XL [1] Quinctius, qui comptait plus sur l'effroi des ennemis que sur ses propres forces, employa les trois jours suivants à entretenir leurs alarmes, soit en les harcelant, soit en élevant des ouvrages de divers côtés pour leur fermer toutes les issues. [2] Découragé par ces démonstrations, le tyran envoya de nouveau Pythagore auprès de Quinctius, qui refusa d'abord de le voir et lui ordonna de quitter son camp. Mais l'ambassadeur insista d'un ton suppliant, se jeta aux genoux du proconsul et obtint enfin une audience. [3] Il commença par déclarer qu'il s'abandonnait entièrement à la merci des Romains; [4] puis, comme on ne voulut point de cette vague soumission qu'on trouvait illusoire, il en vint à accepter une trêve aux conditions qui avaient été notifiées par écrit quelques jours auparavant, paya le tribut et livra des otages. [5] Pendant le siège de Lacédémone, les Argiens, informés par les courriers qui arrivaient presque coup sur coup que la ville était sur le point de succomber, prirent aussi les armes, [6] et profitèrent de l'absence de Pythagore, qui avait emmené l'élite de la garnison; méprisant le petit nombre de soldats restés dans la citadelle, ils les attaquèrent sous la conduite d'un certain Archippus, et les chassèrent. [7] Leur chef Timocrate de Pellène, qui avait montré de l'humanité, eut la vie sauve et put s'en aller sur la foi des serments. Argos s'applaudissait de sa délivrance, lorsque Quinctius y arriva après avoir accordé la paix au tyran, congédié Eumène et les Rhodiens et renvoyé son frère L. Quinctius de Lacédémone à sa flotte. 

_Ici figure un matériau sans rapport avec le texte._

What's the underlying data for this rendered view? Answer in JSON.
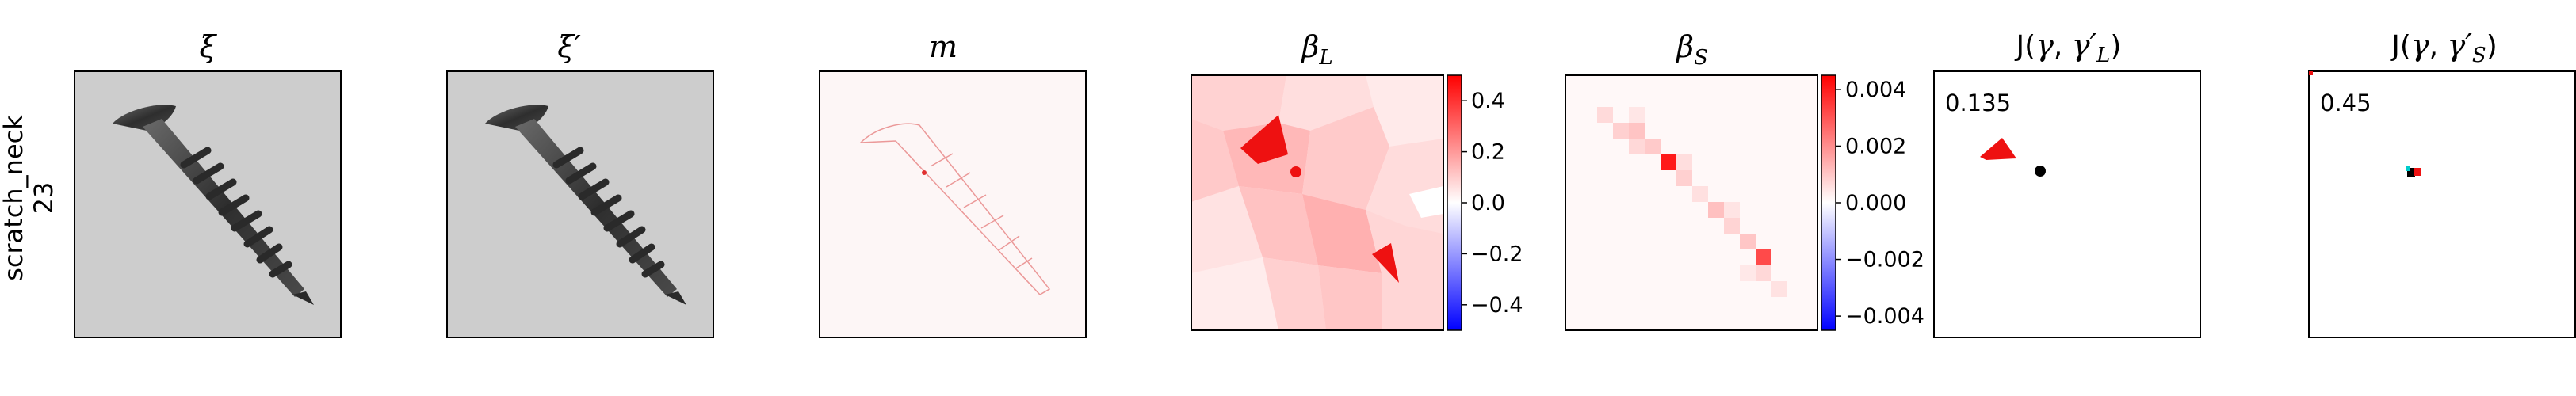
{
  "row_label": {
    "line1": "scratch_neck",
    "line2": "23"
  },
  "panels": [
    {
      "base": "ξ",
      "sub": ""
    },
    {
      "base": "ξ′",
      "sub": ""
    },
    {
      "base": "m",
      "sub": ""
    },
    {
      "base": "β",
      "sub": "L"
    },
    {
      "base": "β",
      "sub": "S"
    },
    {
      "j_prefix": "J(",
      "j_gamma": "γ",
      "j_sep": ", ",
      "j_gamma2": "γ′",
      "j_sub": "L",
      "j_close": ")",
      "value": "0.135"
    },
    {
      "j_prefix": "J(",
      "j_gamma": "γ",
      "j_sep": ", ",
      "j_gamma2": "γ′",
      "j_sub": "S",
      "j_close": ")",
      "value": "0.45"
    }
  ],
  "colorbar_L": {
    "ticks": [
      "0.4",
      "0.2",
      "0.0",
      "−0.2",
      "−0.4"
    ],
    "range": [
      -0.5,
      0.5
    ]
  },
  "colorbar_S": {
    "ticks": [
      "0.004",
      "0.002",
      "0.000",
      "−0.002",
      "−0.004"
    ],
    "range": [
      -0.0045,
      0.0045
    ]
  },
  "colors": {
    "positive": "#ff0000",
    "negative": "#0000ff",
    "image_bg": "#cdcdcd",
    "screw": "#3a3a3a"
  }
}
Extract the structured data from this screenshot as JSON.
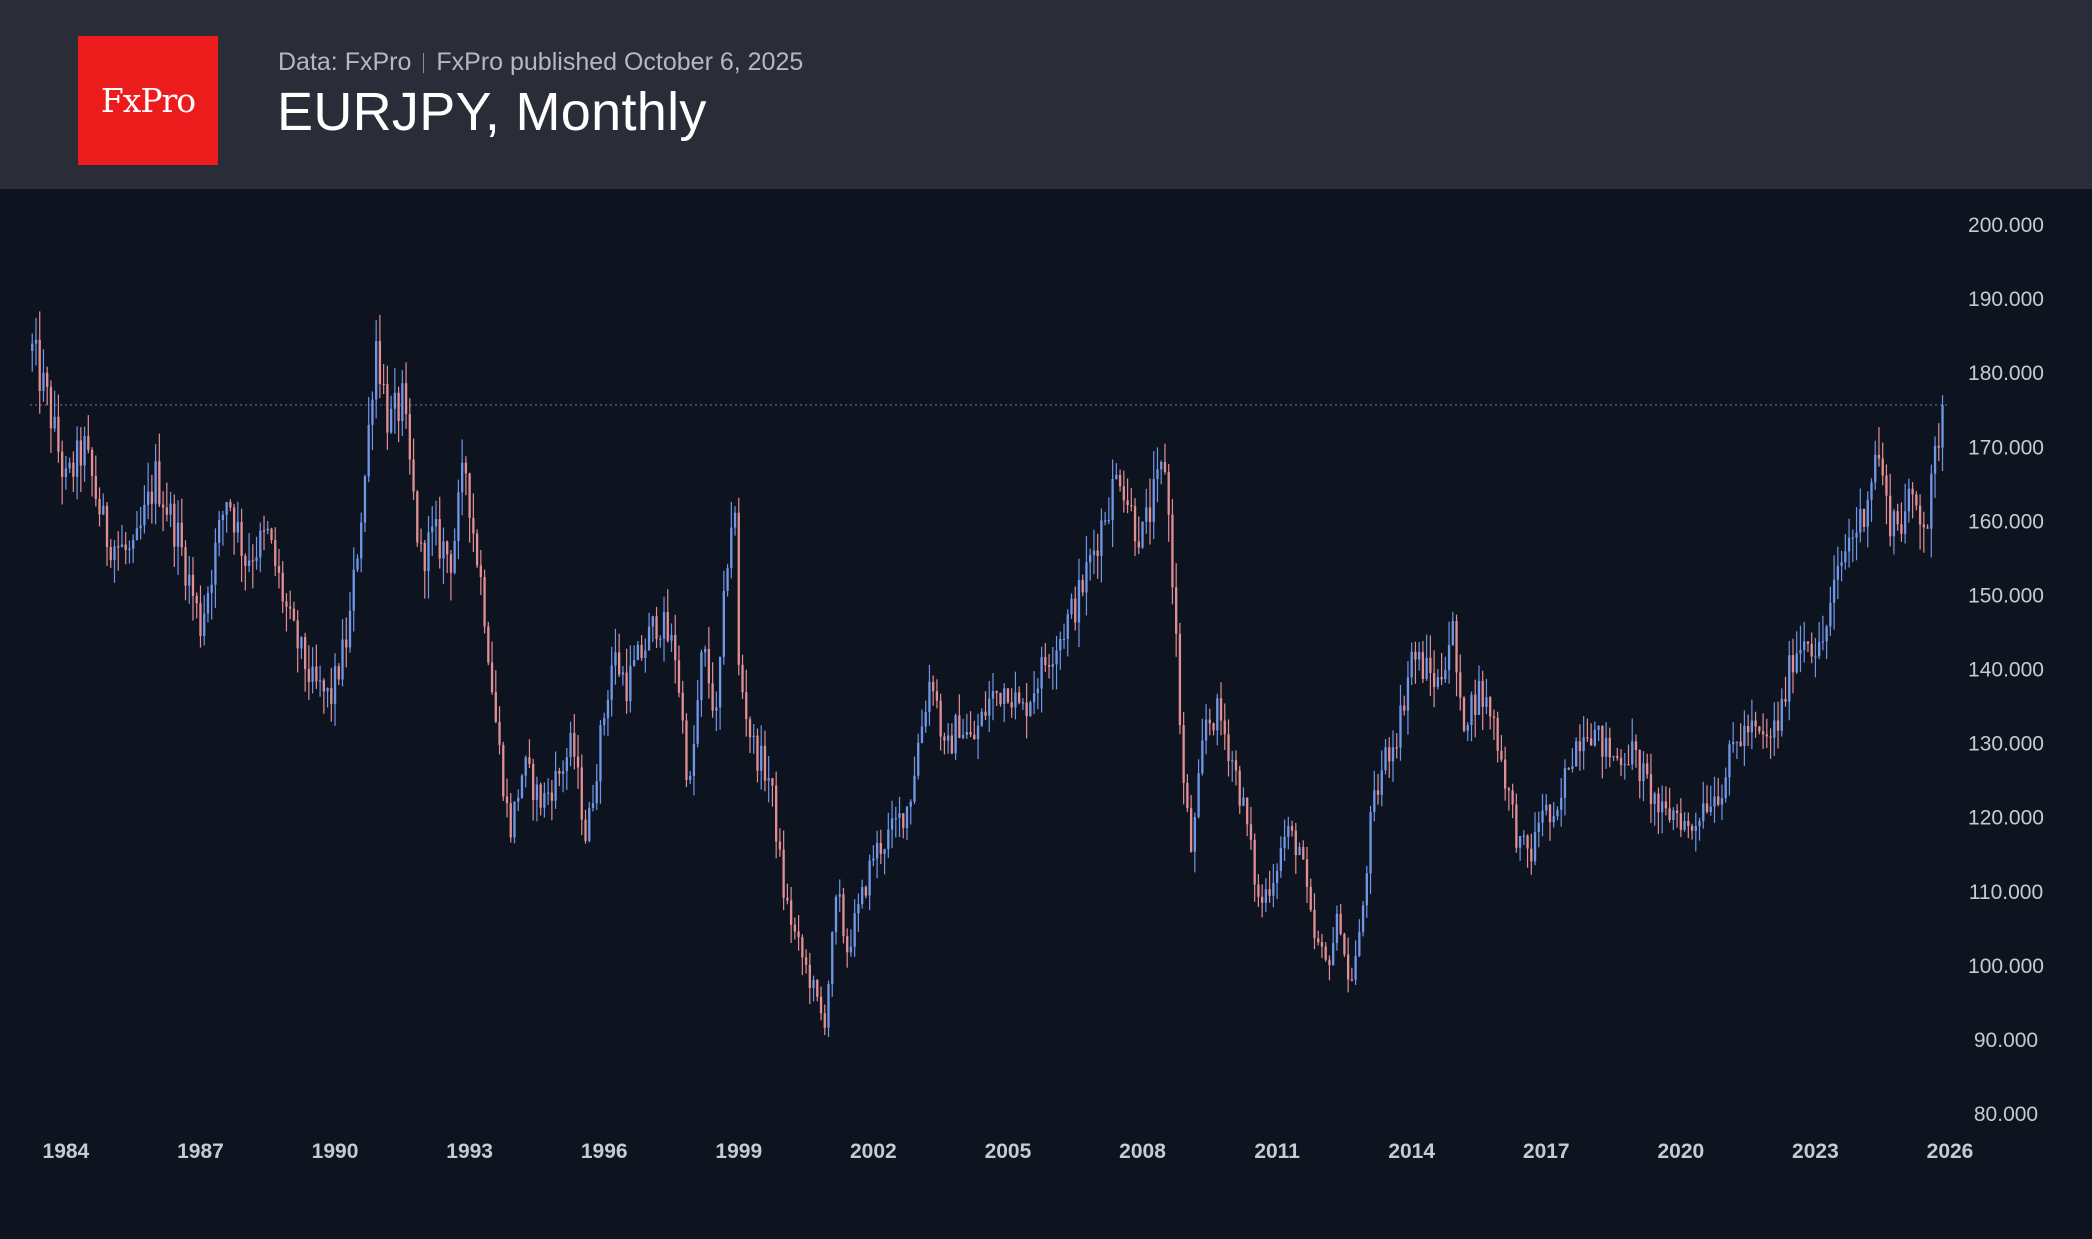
{
  "header": {
    "logo_text": "FxPro",
    "source": "Data: FxPro",
    "published": "FxPro published October 6, 2025",
    "title": "EURJPY, Monthly"
  },
  "colors": {
    "background": "#0e1320",
    "header_bg": "#2a2d38",
    "logo_bg": "#ec1c1c",
    "up": "#6f97e6",
    "down": "#e08f93",
    "axis_text": "#c7cad2",
    "reference_line": "#4a6ba8"
  },
  "chart_data": {
    "type": "candlestick",
    "title": "EURJPY, Monthly",
    "xlabel": "",
    "ylabel": "",
    "x_range": [
      1983.2,
      2026.0
    ],
    "ylim": [
      80,
      200
    ],
    "x_ticks": [
      "1984",
      "1987",
      "1990",
      "1993",
      "1996",
      "1999",
      "2002",
      "2005",
      "2008",
      "2011",
      "2014",
      "2017",
      "2020",
      "2023",
      "2026"
    ],
    "y_ticks": [
      "80.000",
      "90.000",
      "100.000",
      "110.000",
      "120.000",
      "130.000",
      "140.000",
      "150.000",
      "160.000",
      "170.000",
      "180.000",
      "190.000",
      "200.000"
    ],
    "reference_line": {
      "value": 175.7,
      "style": "dotted"
    },
    "candle_interval": "monthly",
    "price_path": [
      [
        1983.25,
        183
      ],
      [
        1983.6,
        176
      ],
      [
        1984.0,
        165
      ],
      [
        1984.4,
        170
      ],
      [
        1984.9,
        158
      ],
      [
        1985.5,
        155
      ],
      [
        1986.0,
        166
      ],
      [
        1986.5,
        158
      ],
      [
        1987.0,
        146
      ],
      [
        1987.6,
        164
      ],
      [
        1988.0,
        155
      ],
      [
        1988.5,
        158
      ],
      [
        1989.0,
        146
      ],
      [
        1989.5,
        138
      ],
      [
        1989.9,
        136
      ],
      [
        1990.3,
        145
      ],
      [
        1990.7,
        168
      ],
      [
        1990.9,
        185
      ],
      [
        1991.2,
        173
      ],
      [
        1991.5,
        176
      ],
      [
        1991.9,
        155
      ],
      [
        1992.2,
        158
      ],
      [
        1992.6,
        155
      ],
      [
        1992.9,
        168
      ],
      [
        1993.1,
        158
      ],
      [
        1993.3,
        150
      ],
      [
        1993.6,
        132
      ],
      [
        1993.9,
        118
      ],
      [
        1994.2,
        127
      ],
      [
        1994.6,
        122
      ],
      [
        1995.0,
        126
      ],
      [
        1995.3,
        130
      ],
      [
        1995.6,
        117
      ],
      [
        1995.9,
        130
      ],
      [
        1996.2,
        142
      ],
      [
        1996.5,
        138
      ],
      [
        1996.9,
        143
      ],
      [
        1997.2,
        147
      ],
      [
        1997.6,
        142
      ],
      [
        1997.9,
        123
      ],
      [
        1998.2,
        143
      ],
      [
        1998.5,
        133
      ],
      [
        1998.8,
        160
      ],
      [
        1998.95,
        160
      ],
      [
        1999.0,
        140
      ],
      [
        1999.3,
        130
      ],
      [
        1999.7,
        125
      ],
      [
        2000.0,
        110
      ],
      [
        2000.3,
        103
      ],
      [
        2000.6,
        98
      ],
      [
        2000.9,
        92
      ],
      [
        2001.2,
        110
      ],
      [
        2001.4,
        102
      ],
      [
        2001.7,
        108
      ],
      [
        2002.0,
        115
      ],
      [
        2002.4,
        118
      ],
      [
        2002.8,
        122
      ],
      [
        2003.0,
        130
      ],
      [
        2003.3,
        140
      ],
      [
        2003.6,
        128
      ],
      [
        2003.9,
        133
      ],
      [
        2004.2,
        130
      ],
      [
        2004.6,
        136
      ],
      [
        2005.0,
        138
      ],
      [
        2005.3,
        134
      ],
      [
        2005.6,
        138
      ],
      [
        2005.9,
        142
      ],
      [
        2006.2,
        145
      ],
      [
        2006.6,
        150
      ],
      [
        2006.9,
        156
      ],
      [
        2007.2,
        162
      ],
      [
        2007.5,
        167
      ],
      [
        2007.8,
        160
      ],
      [
        2008.0,
        158
      ],
      [
        2008.3,
        164
      ],
      [
        2008.5,
        168
      ],
      [
        2008.7,
        150
      ],
      [
        2008.9,
        125
      ],
      [
        2009.1,
        115
      ],
      [
        2009.4,
        133
      ],
      [
        2009.7,
        134
      ],
      [
        2010.0,
        128
      ],
      [
        2010.3,
        120
      ],
      [
        2010.6,
        108
      ],
      [
        2010.9,
        112
      ],
      [
        2011.2,
        118
      ],
      [
        2011.5,
        116
      ],
      [
        2011.8,
        104
      ],
      [
        2012.1,
        100
      ],
      [
        2012.4,
        107
      ],
      [
        2012.6,
        97
      ],
      [
        2012.85,
        104
      ],
      [
        2013.1,
        120
      ],
      [
        2013.4,
        128
      ],
      [
        2013.7,
        132
      ],
      [
        2014.0,
        142
      ],
      [
        2014.3,
        140
      ],
      [
        2014.6,
        138
      ],
      [
        2014.9,
        146
      ],
      [
        2015.1,
        133
      ],
      [
        2015.5,
        137
      ],
      [
        2015.8,
        134
      ],
      [
        2016.1,
        125
      ],
      [
        2016.4,
        116
      ],
      [
        2016.7,
        115
      ],
      [
        2016.9,
        122
      ],
      [
        2017.2,
        118
      ],
      [
        2017.5,
        128
      ],
      [
        2017.9,
        133
      ],
      [
        2018.2,
        130
      ],
      [
        2018.5,
        128
      ],
      [
        2018.9,
        129
      ],
      [
        2019.2,
        125
      ],
      [
        2019.6,
        120
      ],
      [
        2019.9,
        121
      ],
      [
        2020.2,
        118
      ],
      [
        2020.5,
        122
      ],
      [
        2020.9,
        124
      ],
      [
        2021.2,
        130
      ],
      [
        2021.5,
        132
      ],
      [
        2021.9,
        130
      ],
      [
        2022.2,
        133
      ],
      [
        2022.5,
        142
      ],
      [
        2022.8,
        145
      ],
      [
        2023.1,
        142
      ],
      [
        2023.4,
        150
      ],
      [
        2023.7,
        157
      ],
      [
        2024.0,
        160
      ],
      [
        2024.4,
        170
      ],
      [
        2024.6,
        161
      ],
      [
        2024.9,
        160
      ],
      [
        2025.2,
        163
      ],
      [
        2025.5,
        160
      ],
      [
        2025.75,
        172
      ],
      [
        2025.9,
        175.7
      ]
    ]
  }
}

XLI [1] Dans les transports de leur joie, les Argiens indiquèrent pour le jour même de l'arrivée des Romains et de leur général la célébration des jeux néméens, la plus brillante de leurs solennités et celle qui attirait le plus de monde: les calamités de la guerre l'avaient fait ajourner. Ils en offrirent la présidence à Quinctius. [2] Plusieurs circonstances mettaient le comble à leur allégresse: ils avaient vu revenir de Lacédémone leurs concitoyens, enlevés naguère par Pythagore et avant lui par Nabis; [3] ils voyaient aussi de retour ceux qui, après la découverte de la conjuration par Pythagore, avaient échappé par la fuite au massacre déjà commencé; enfin ils jouissaient de leur liberté si longtemps suspendue, et ils possédaient au milieu d'eux les Romains, leurs libérateurs, qui n'avaient déclaré la guerre au tyran que pour eux. Aux jeux néméens, comme aux jeux isthmiques, la voix du héraut proclama aussi la liberté des Argiens. [4] Mais si les Achéens étaient heureux de voir Argos rentrée dans la ligue achéenne, l'esclavage de Lacédémone, qu'on avait laissée en quelque sorte attachée à la tyrannie, mêlait quelque amertume à la joie qu'ils ressentaient. [5] Quant aux Étoliens, ils ne manquaient pas de calomnier la conduite des Romains dans toutes leurs assemblées. « On n'avait, disaient-ils, cessé de combattre Philippe qu'après l'avoir contraint à évacuer toutes les villes de la Grèce. On avait, an contraire, laissé Lacédémone au tyran, [6] tandis que le roi légitime, qui avait servi dans l'armée romaine, et une foule d'autres citoyens illustres, étaient condamnés à vivre dans l'exil: [7] le peuple romain s'était fait le soutien du despotisme de Nabis. » D'Argos, Quinctius ramena ses troupes à Elatia, qui avait été son point de départ pour la guerre de Sparte. [8] Des historiens prétendent que ce ne fut pas en sortant de sa capitale que le tyran rencontra les Romains, [9] mais qu'il alla camper en face de leurs retranchements; qu'après avoir longtemps attendu les secours des Étoliens, il fut enfin réduit à livrer bataille, parce que ses fourrageurs avaient été surpris et chargés par les Romains; [10] qu'il fut vaincu dans cette journée, perdit son camp et demanda la paix. Quinze mille de ses soldats avaient péri, plus de quatre mille étaient prisonniers. 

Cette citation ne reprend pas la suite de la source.